Stream in Winnipeg, Manitoba, Canada

Omand's Creek is a stream that runs throughout Winnipeg, Manitoba, Canada. Its surroundings vary, from prairie to box stores. It additionally runs through Omand Park and Bluestem Nature Park in the Wolseley area, into the Assiniboine River.

==History==

Omand's Creek is named after John Omand (1823–1905) who farmed near the mouth of the creek for 47 years. Before Omand lived on the land it was known as Catfish Creek. On June 19, 1816 Cuthbert Grant and the men who were with him rested on the bank of the creek before the Battle of Seven Oaks. In 1850 the land on the west side of the creek was granted by the Hudson's Bay Company to build St. James Church and Cemetery. In 1860 a bridge was built across Omand's Creek in order to improve access to the church. A battle between the Saulteaux and the Portage La Prairie Sioux was also fought between Sherbrook Street and Omand's Creek some time in the mid 1800s.

==Events==
The Green Action Centre organizes annual cleanups in early spring. It is possible to canoe along the creek in the spring when water levels are high but it requires several portages.
== Parks ==

The City of Winnipeg operates several parks along Omand's creek.
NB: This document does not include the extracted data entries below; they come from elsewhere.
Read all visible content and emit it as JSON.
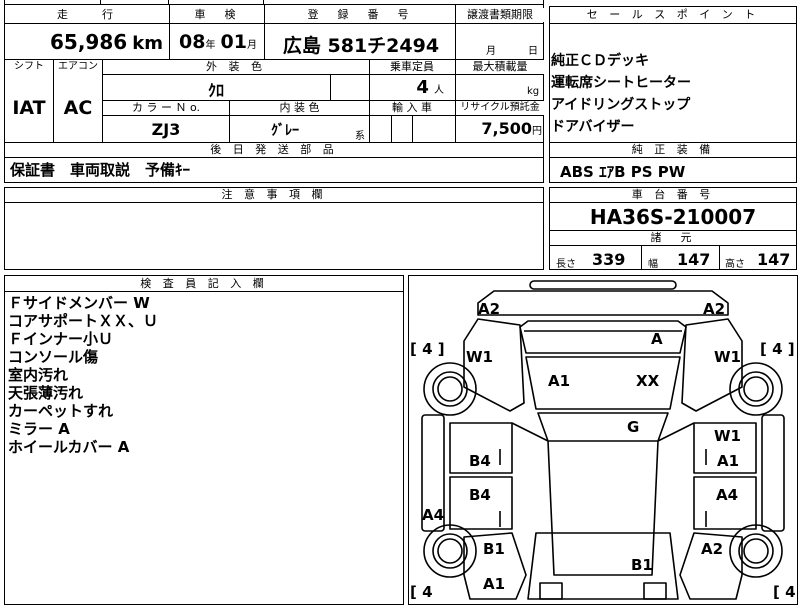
{
  "header": {
    "distance_label": "走　　行",
    "inspection_label": "車　検",
    "registration_label": "登　録　番　号",
    "transfer_label": "譲渡書類期限",
    "selling_points_label": "セ ー ル ス ポ イ ン ト"
  },
  "mileage": {
    "value": "65,986",
    "unit": "km"
  },
  "inspection": {
    "year": "08",
    "year_unit": "年",
    "month": "01",
    "month_unit": "月"
  },
  "registration": {
    "number": "広島 581チ2494"
  },
  "transfer": {
    "month_unit": "月",
    "day_unit": "日"
  },
  "spec": {
    "shift_label": "シフト",
    "aircon_label": "エアコン",
    "exterior_label": "外 装 色",
    "capacity_label": "乗車定員",
    "maxload_label": "最大積載量",
    "shift": "IAT",
    "aircon": "AC",
    "exterior_color": "ｸﾛ",
    "capacity": "4",
    "capacity_unit": "人",
    "maxload_unit": "kg",
    "color_no_label": "カ ラ ー Ｎ o.",
    "interior_label": "内 装 色",
    "import_label": "輸 入 車",
    "recycle_label": "リサイクル預託金",
    "color_no": "ZJ3",
    "interior_color": "ｸﾞﾚｰ",
    "interior_suffix": "系",
    "recycle_fee": "7,500",
    "recycle_unit": "円"
  },
  "delivery": {
    "label": "後 日 発 送 部 品",
    "items": "保証書　車両取説　予備ｷｰ"
  },
  "caution": {
    "label": "注 意 事 項 欄"
  },
  "selling_points": [
    "純正ＣＤデッキ",
    "運転席シートヒーター",
    "アイドリングストップ",
    "ドアバイザー"
  ],
  "genuine": {
    "label": "純 正 装 備",
    "items": "ABS ｴｱB PS PW"
  },
  "chassis": {
    "label": "車 台 番 号",
    "number": "HA36S-210007"
  },
  "dimensions": {
    "label": "諸　元",
    "length_label": "長さ",
    "length": "339",
    "width_label": "幅",
    "width": "147",
    "height_label": "高さ",
    "height": "147"
  },
  "inspector": {
    "label": "検 査 員 記 入 欄",
    "notes": [
      "Ｆサイドメンバー W",
      "コアサポートＸＸ、Ｕ",
      "Ｆインナー小Ｕ",
      "コンソール傷",
      "室内汚れ",
      "天張薄汚れ",
      "カーペットすれ",
      "ミラー A",
      "ホイールカバー A"
    ]
  },
  "diagram": {
    "tire_fl": "[ 4 ]",
    "tire_fr": "[ 4 ]",
    "tire_rl": "[ 4",
    "tire_rr": "[ 4",
    "labels": {
      "bumper_fl": "A2",
      "bumper_fr": "A2",
      "hood_a": "A",
      "fender_l": "W1",
      "fender_r": "W1",
      "windshield": "A1",
      "roof_xx": "XX",
      "roof_g": "G",
      "door_fr_w": "W1",
      "door_fr_a": "A1",
      "door_fl": "B4",
      "door_rl": "B4",
      "door_rr": "A4",
      "rocker_l": "A4",
      "quarter_l": "B1",
      "quarter_r": "A2",
      "rear_glass": "B1",
      "rear_bumper": "A1"
    }
  }
}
Omand Park is located on the west side of Omand's creek where it joins the Assiniboine river. This park has a couple of baseball fields and a walking loop. On the east side of the creek confluence is Halter Park.

Further north and upstream, the Greenway south, Blue Stem Nature Park, and Greenway north parks surround the creek with natural terrain meeting the water.

==Crime==
In 2014, Omand's Creek became associated with violent crime after several teens were robbed and held against their will under a railway bridge over the creek east of the Polo Park Shopping Centre Police speculated that the crime may have been part of a gang initiation.